Dr Harshad Keval explains how recent comments by the actor Liam Neeson need to be considered within context of racism and society.

“Is Liam Neeson Racist? Yes or No?” is the question that is currently circulating social media, news cycles and popular, everyday conversations. The issue is both simple and far more complex than a clear yes or no answer would justify.

In an interview with the Independent newspaper, the actor Liam Neeson, famed for his hyper masculine portrayal of quite, reflective but ultimately violent, vengeful characters, talked about his preparation for his new film. He was quoted as making a ‘confessional’ statement about wanting to commit an act of racial violence. The context he provides was a response to a friend who had been the victim of sexual violence. In the interview, Neeson explained how he ‘channels’ the characters ‘vengefulness’: “I asked, did she know who it was? No. What colour were they? She said it was a black person… “I went up and down areas with a cosh, hoping I’d be approached by somebody – I’m ashamed to say that – and I did it for maybe a week, hoping some ‘b**** b******’ would come out of a pub and have a go at me about something, you know? So that I could…kill him.”

In the UK, there are several laws that make Neeson’s words somewhat problematic, e.g. the Race Relations Act 1976, the Public Order Act 1986., the 2006 Racial and Religious Hatred Act, and the 2010 Equality and Human Rights Act. The latter stipulates that there has been a breach of this act “when you are treated differently because of your race…It doesn’t have to be intentional to be unlawful.”

The presence of malice aforethought, the clear intention and premeditation to cause death or bodily harm, in this case to carry out an act of homicide, for reasons related to those categories defined by the Equalities Act 2010, is acting in a potentially illegal way. But this was Neeson reporting something to someone in a conversation, and there is no evidence that anything happened.

Does a ‘yes /no’ answer justify the complexity of race and racism in our society?

Racism, is more than a single act, it is what Alana Lentin calls sets of racial logics and structures which exist inside wider system of thinking that dehumanise, devalue, and maintain unequal power relations.  It is a big topic, and one which is difficult to tackle, unless we approach this with clarity and honesty about the terror and horror of Racism. It exists in many forms, as individual acts of prejudice, through to institutional and state operations. Neeson’s racially murderous intent needs to be placed in a wider societal debate.

The era of literally hunting for black men to torture, hang and kill, for public display in the US is a dark and gruesome territory for the conscience of modern White US populations. Neeson has legitimated the intention as a normal, ‘primeval’ urge. This is dangerous ground, especially in the current climate of increased hate crime, race attacks, and anti-migrant sentiment across the globe.

So yes, it is racist to speak this way, and prejudicial to think this way, because it has an impact on people, and potentially violates their human rights, regardless of remorse.

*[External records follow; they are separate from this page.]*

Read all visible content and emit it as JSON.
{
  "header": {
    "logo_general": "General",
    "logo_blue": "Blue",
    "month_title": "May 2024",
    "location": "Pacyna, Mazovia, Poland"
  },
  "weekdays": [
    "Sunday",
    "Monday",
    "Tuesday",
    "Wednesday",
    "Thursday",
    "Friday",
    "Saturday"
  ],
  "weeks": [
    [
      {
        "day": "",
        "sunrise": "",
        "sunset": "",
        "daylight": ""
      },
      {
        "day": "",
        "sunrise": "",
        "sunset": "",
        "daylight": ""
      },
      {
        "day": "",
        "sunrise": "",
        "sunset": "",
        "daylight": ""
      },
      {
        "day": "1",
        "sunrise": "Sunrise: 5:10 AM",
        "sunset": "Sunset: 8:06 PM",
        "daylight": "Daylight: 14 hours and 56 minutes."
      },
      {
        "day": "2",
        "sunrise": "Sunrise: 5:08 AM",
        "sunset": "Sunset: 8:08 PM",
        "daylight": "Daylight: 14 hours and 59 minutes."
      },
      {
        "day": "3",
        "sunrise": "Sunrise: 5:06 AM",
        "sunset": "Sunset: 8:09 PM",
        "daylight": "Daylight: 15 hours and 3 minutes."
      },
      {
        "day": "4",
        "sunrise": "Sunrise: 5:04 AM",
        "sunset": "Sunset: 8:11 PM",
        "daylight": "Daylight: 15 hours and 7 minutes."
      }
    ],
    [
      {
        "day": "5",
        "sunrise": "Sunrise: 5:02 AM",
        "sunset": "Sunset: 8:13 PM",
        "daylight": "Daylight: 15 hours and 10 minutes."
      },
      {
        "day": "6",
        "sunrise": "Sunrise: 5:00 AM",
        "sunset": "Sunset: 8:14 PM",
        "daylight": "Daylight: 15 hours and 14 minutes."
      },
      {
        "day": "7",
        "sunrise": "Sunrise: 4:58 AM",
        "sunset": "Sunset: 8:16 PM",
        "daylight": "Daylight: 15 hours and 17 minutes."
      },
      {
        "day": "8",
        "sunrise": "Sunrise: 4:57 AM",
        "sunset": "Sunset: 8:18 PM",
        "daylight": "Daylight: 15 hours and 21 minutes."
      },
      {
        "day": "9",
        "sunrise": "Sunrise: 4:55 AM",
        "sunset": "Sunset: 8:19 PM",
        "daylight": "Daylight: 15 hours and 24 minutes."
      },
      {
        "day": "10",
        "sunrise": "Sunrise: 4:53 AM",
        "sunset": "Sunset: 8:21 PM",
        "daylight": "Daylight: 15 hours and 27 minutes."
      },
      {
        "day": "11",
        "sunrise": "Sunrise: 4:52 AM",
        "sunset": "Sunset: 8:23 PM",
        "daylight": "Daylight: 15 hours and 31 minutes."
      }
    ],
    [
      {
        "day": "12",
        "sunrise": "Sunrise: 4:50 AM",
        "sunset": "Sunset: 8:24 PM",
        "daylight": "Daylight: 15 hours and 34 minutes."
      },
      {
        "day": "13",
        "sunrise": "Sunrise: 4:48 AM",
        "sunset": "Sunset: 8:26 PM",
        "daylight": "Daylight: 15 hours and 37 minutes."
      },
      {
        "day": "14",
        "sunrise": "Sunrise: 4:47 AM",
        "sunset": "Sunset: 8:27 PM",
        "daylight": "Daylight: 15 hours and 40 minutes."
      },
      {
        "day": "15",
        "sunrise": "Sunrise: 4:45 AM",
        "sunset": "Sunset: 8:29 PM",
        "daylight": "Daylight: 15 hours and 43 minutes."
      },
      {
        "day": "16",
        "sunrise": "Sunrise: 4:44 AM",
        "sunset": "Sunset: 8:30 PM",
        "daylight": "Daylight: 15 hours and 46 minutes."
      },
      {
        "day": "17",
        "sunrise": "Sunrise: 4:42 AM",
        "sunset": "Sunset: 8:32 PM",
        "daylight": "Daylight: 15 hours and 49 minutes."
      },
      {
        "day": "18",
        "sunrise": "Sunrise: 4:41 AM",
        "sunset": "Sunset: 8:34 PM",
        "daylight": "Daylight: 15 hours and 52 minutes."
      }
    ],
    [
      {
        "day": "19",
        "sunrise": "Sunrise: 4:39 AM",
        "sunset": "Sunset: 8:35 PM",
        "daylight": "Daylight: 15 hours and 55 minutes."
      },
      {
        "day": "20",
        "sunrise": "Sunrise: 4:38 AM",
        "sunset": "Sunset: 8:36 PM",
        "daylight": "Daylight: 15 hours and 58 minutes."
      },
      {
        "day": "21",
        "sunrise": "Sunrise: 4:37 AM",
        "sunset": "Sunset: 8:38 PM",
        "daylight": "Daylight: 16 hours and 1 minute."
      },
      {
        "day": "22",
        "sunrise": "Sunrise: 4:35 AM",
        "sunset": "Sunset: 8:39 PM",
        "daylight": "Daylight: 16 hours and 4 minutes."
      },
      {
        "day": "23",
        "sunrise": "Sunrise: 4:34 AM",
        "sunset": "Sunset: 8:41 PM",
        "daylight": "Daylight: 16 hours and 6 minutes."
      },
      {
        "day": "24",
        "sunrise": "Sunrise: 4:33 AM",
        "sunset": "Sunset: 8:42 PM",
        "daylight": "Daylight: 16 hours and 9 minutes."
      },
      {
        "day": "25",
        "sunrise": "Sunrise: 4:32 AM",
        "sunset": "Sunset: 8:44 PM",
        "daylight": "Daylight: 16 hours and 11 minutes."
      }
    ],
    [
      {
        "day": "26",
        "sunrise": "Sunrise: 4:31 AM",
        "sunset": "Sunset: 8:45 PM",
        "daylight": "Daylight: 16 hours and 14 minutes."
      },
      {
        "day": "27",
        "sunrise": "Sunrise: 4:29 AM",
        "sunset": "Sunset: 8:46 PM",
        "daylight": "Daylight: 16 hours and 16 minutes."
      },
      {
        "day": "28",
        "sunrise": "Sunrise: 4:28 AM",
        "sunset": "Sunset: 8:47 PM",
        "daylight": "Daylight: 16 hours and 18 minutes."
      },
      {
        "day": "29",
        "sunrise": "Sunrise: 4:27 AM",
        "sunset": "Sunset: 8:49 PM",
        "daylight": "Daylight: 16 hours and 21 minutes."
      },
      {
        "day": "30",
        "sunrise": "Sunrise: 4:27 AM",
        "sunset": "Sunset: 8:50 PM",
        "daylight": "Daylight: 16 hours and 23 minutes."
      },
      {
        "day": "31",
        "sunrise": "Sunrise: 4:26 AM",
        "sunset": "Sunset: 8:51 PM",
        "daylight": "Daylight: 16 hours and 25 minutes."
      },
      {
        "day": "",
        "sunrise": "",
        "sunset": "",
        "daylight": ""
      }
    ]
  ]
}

But we should also ask other questions that firstly interrogate the enduring nature of racial thinking that still allows black people to be seen as less than human, therefore fair game for murder, as Gary Younge recently wrote in the Guardian newspaper.

Secondly, when society congratulates a celebrity for this level of murderous intent, simply because of the confessional nature of the revelation, what does it say about victims of racism?

Thirdly, we need to consider the effect this will have on societies which thrive on consumer cinematic culture that normalises violence, at the same time as denying that violent racism is still something which needs combating at individual and institutional levels.

Neeson, as an individual may well have his racial demons, but it is the society that legitimises and unleashes those demons that we need to address too.

 

Dr Harshad Keval is a Senior Lecturer in Sociology for Race, Postcolonial and Decolonial Theory.